1. Field of the Invention
The present invention relates to a direct sequence spread spectrum (DSSS) transceiver employed in a wireless personal area network (WPAN) communication system, and more particularly, to a DSSS transceiver capable of easily reducing an influence of a frequency error by using a short code word in an integral form in a transmitter and employing a differential detection method in a receiver.
2. Description of the Related Art
In general, IEEE 802.15.4, which is physical layer standards of a wireless personal area network (WPAN) known as Zigbee, is a standard for a wireless local communication having merits such as low speed communication, low power consumption, and low price. As application fields, there are network and control fields such as building control, home network including various home appliances and lighting fixtures, etc, cooling and heating control, mutual-assistance control, and sensor networks.
A direct sequence spread spectrum (DSSS) communication method applied to WPAN communication systems communicates by spreading one signal symbol as a certain sequence.
In this case, in the DSSS communication method, when an original signal is inputted to a pseudo-random noise sequence, it is possible to obtain a spread band spectrum signal with decreased power density per frequency.
On the other hand, when a receiving side uses the same pseudo-random noise sequence, the original signal may be restored.
Such communication method has advantages such as excellent modulation efficiency, quick synchronization of signal, and a small number of interferences in band due to lower power density and is used in code division multiple access (CDMA). Also, in Zigbee communication according to IEEE 802.15.4 standards, such DSSS communication method is used.
FIG. 1 is a configuration diagram illustrating a conventional DSSS transceiver.
The DSSS transceiver of FIG. 1 includes a DSSS transmitter 10 spreading and transmitting data according to the DSSS method and a DSSS receiver 20 restoring the data from a signal from the DSSS transmitter 10.
The DSSS transmitter 10 includes a code mapping unit 11 mapping data in a corresponding symbol by 4 bits and converts the symbol into a corresponding code and a radio frequency (RF) transmitting unit 12 transmitting the code from the code mapping unit 11 over an RF carrier wave.
The DSSS receiver 20 includes an RF receiving unit 21 converting an RF signal from the RF transmitting unit 12 into a base band signal and converting the base band signal into a digital signal, a phase error compensator 22 detecting and compensating a phase error of the base band signal from the RF receiving unit 21, and a symbol detection unit 23 detecting the symbol from the base band signal from the phase error compensator 22.
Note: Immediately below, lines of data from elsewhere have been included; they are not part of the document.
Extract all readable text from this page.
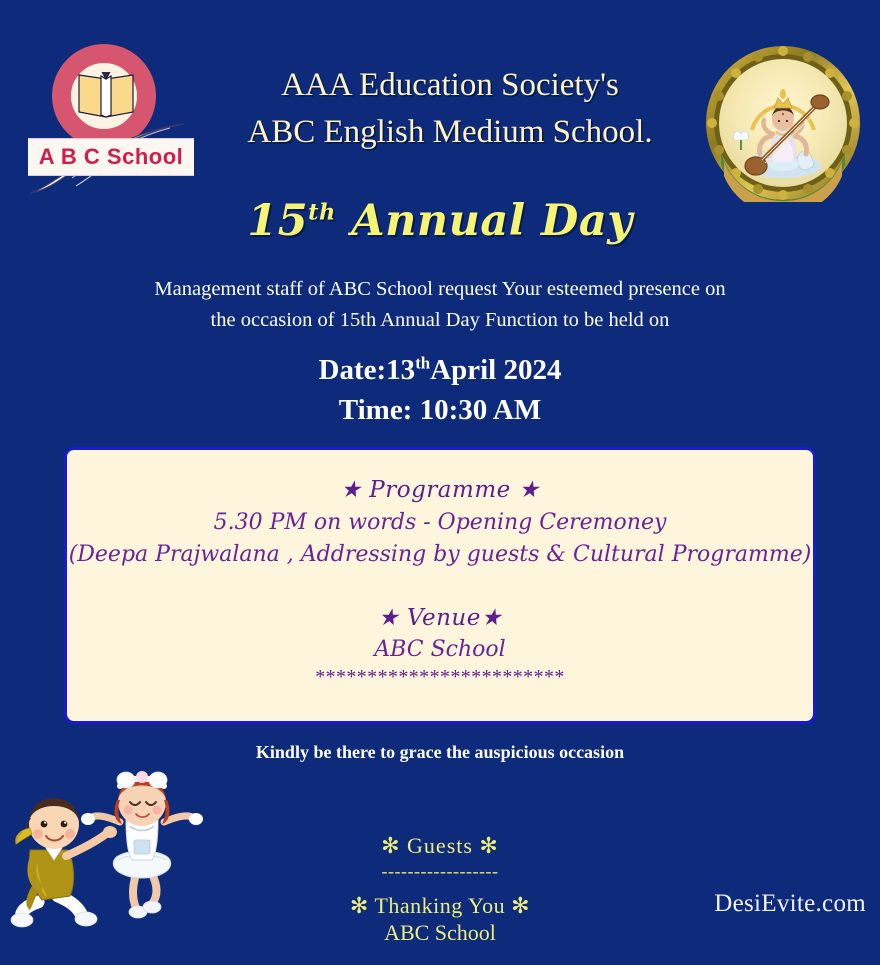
A B C School
AAA Education Society's
ABC English Medium School.
15th Annual Day
Management staff of ABC School request Your esteemed presence on
the occasion of 15th Annual Day Function to be held on
Date:13thApril 2024
Time: 10:30 AM
★ Programme ★
5.30 PM on words - Opening Ceremoney
(Deepa Prajwalana , Addressing by guests & Cultural Programme)
★ Venue★
ABC School
************************
Kindly be there to grace the auspicious occasion
✻ Guests ✻
------------------
✻ Thanking You ✻
ABC School
DesiEvite.com
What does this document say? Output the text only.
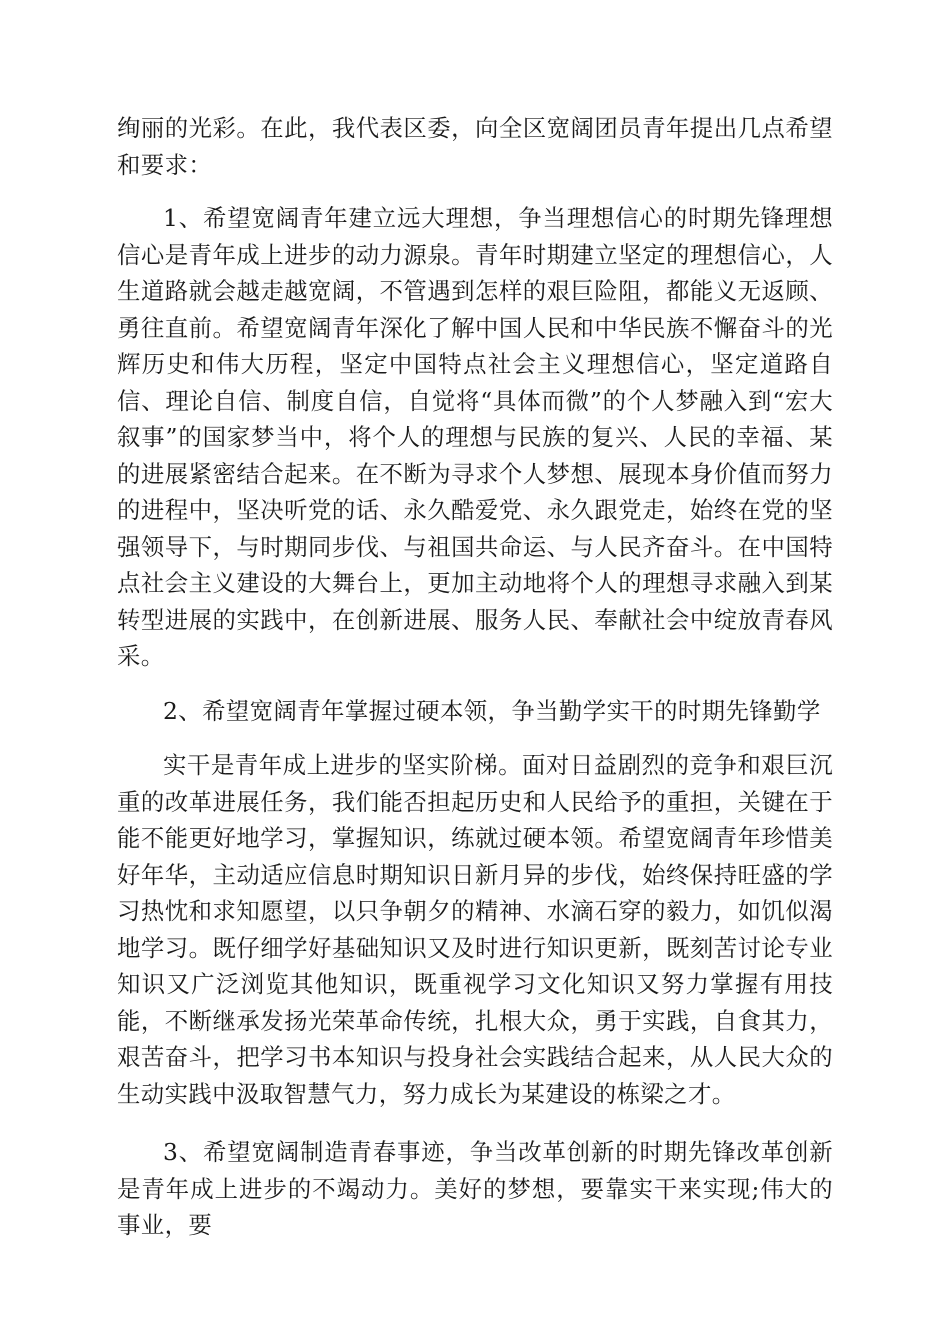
绚丽的光彩。在此，我代表区委，向全区宽阔团员青年提出几点希望和要求：

1、希望宽阔青年建立远大理想，争当理想信心的时期先锋理想信心是青年成上进步的动力源泉。青年时期建立坚定的理想信心，人生道路就会越走越宽阔，不管遇到怎样的艰巨险阻，都能义无返顾、勇往直前。希望宽阔青年深化了解中国人民和中华民族不懈奋斗的光辉历史和伟大历程，坚定中国特点社会主义理想信心，坚定道路自信、理论自信、制度自信，自觉将“具体而微”的个人梦融入到“宏大叙事”的国家梦当中，将个人的理想与民族的复兴、人民的幸福、某的进展紧密结合起来。在不断为寻求个人梦想、展现本身价值而努力的进程中，坚决听党的话、永久酷爱党、永久跟党走，始终在党的坚强领导下，与时期同步伐、与祖国共命运、与人民齐奋斗。在中国特点社会主义建设的大舞台上，更加主动地将个人的理想寻求融入到某转型进展的实践中，在创新进展、服务人民、奉献社会中绽放青春风采。

2、希望宽阔青年掌握过硬本领，争当勤学实干的时期先锋勤学

实干是青年成上进步的坚实阶梯。面对日益剧烈的竞争和艰巨沉重的改革进展任务，我们能否担起历史和人民给予的重担，关键在于能不能更好地学习，掌握知识，练就过硬本领。希望宽阔青年珍惜美好年华，主动适应信息时期知识日新月异的步伐，始终保持旺盛的学习热忱和求知愿望，以只争朝夕的精神、水滴石穿的毅力，如饥似渴地学习。既仔细学好基础知识又及时进行知识更新，既刻苦讨论专业知识又广泛浏览其他知识，既重视学习文化知识又努力掌握有用技能，不断继承发扬光荣革命传统，扎根大众，勇于实践，自食其力，艰苦奋斗，把学习书本知识与投身社会实践结合起来，从人民大众的生动实践中汲取智慧气力，努力成长为某建设的栋梁之才。

3、希望宽阔制造青春事迹，争当改革创新的时期先锋改革创新是青年成上进步的不竭动力。美好的梦想，要靠实干来实现;伟大的事业，要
Operations of the conventional DSSS transceiver are as follows.
The DSSS transmitter 10 puts N number of bit data into one group and converts the group into one of 2N of symbols having a code word length of 2(N−1).
For example, source bit data is bound up into a group by 4 bits, the group is converted into one of 16 symbols, and the symbol is converted into one of 16 bi-orthogonal code words having 8 codes.
In following Table 1, there is shown conversion relationship between bit data and a bi-orthogonal code word.
TABLE 1Source bit dataSymbolBi-orthogonal code word0000000000000000110101010100102001100110011301100110010040000111101015010110100110600111100011170110100110008111111111001910111010101010110011001011111000100111001211110000110113101001011110141100001111111510010110
The DSSS transmitter serial-to-parallel converts the bi-orthogonal code word into a code word whose order is an odd number and a code word whose order is an even number to form a bipolar signal. The bipolar signal is appropriately pulse shaping filtered and multiplied by cos wot and sin wot that are carrier high frequency element, respectively, in the RF transmitting unit 11 to modulate and transmit the same.
After that, on the other hand, the DSSS receiver 20 multiplies a received signal by cos wot by sin wot and converts the received signal into a base band signal. In this case, since carrier frequencies of the DSSS transmitter 10 and the receiver 20 are not precisely identical to each other, there occurs a frequency error distorting the base band signal. In the conventional method, a complicated frequency error compensator is used to compensate the frequency error.
Also, a leftover phase error is compensated by a phase error compensator. In the beginning of packet data, preamble data for symbol synchronization and certain data SFD notifying the beginning of payload data, which are used by a synchronizer to acquire the symbol synchronization and frame synchronization.
After acquiring the symbol synchronization, correlation operation on an input signal and 2N of symbols that are reference code words is performed by a correlation unit and a symbol corresponding to a maximum correlation value is determined to be a received symbol and converted into bit data.
Generally, in communication systems supporting mobility at high speed, since a frequency error and a phase error are changed while receiving data, a complicated frequency error compensator and phase error compensator are used to compensate the frequency error and phase error in real time.
However, in the case of WPAN communication system requiring a low price, microminiaturization, and lower power consumption, a frequency error does not occur in real time while receiving packet data since mobility is very low. Accordingly, it is inappropriate to use the complicated frequency error compensator.
However, in the conventional method, when the frequency error compensator and phase error compensator are not used, there is present performance deterioration due to the frequency error and phase error.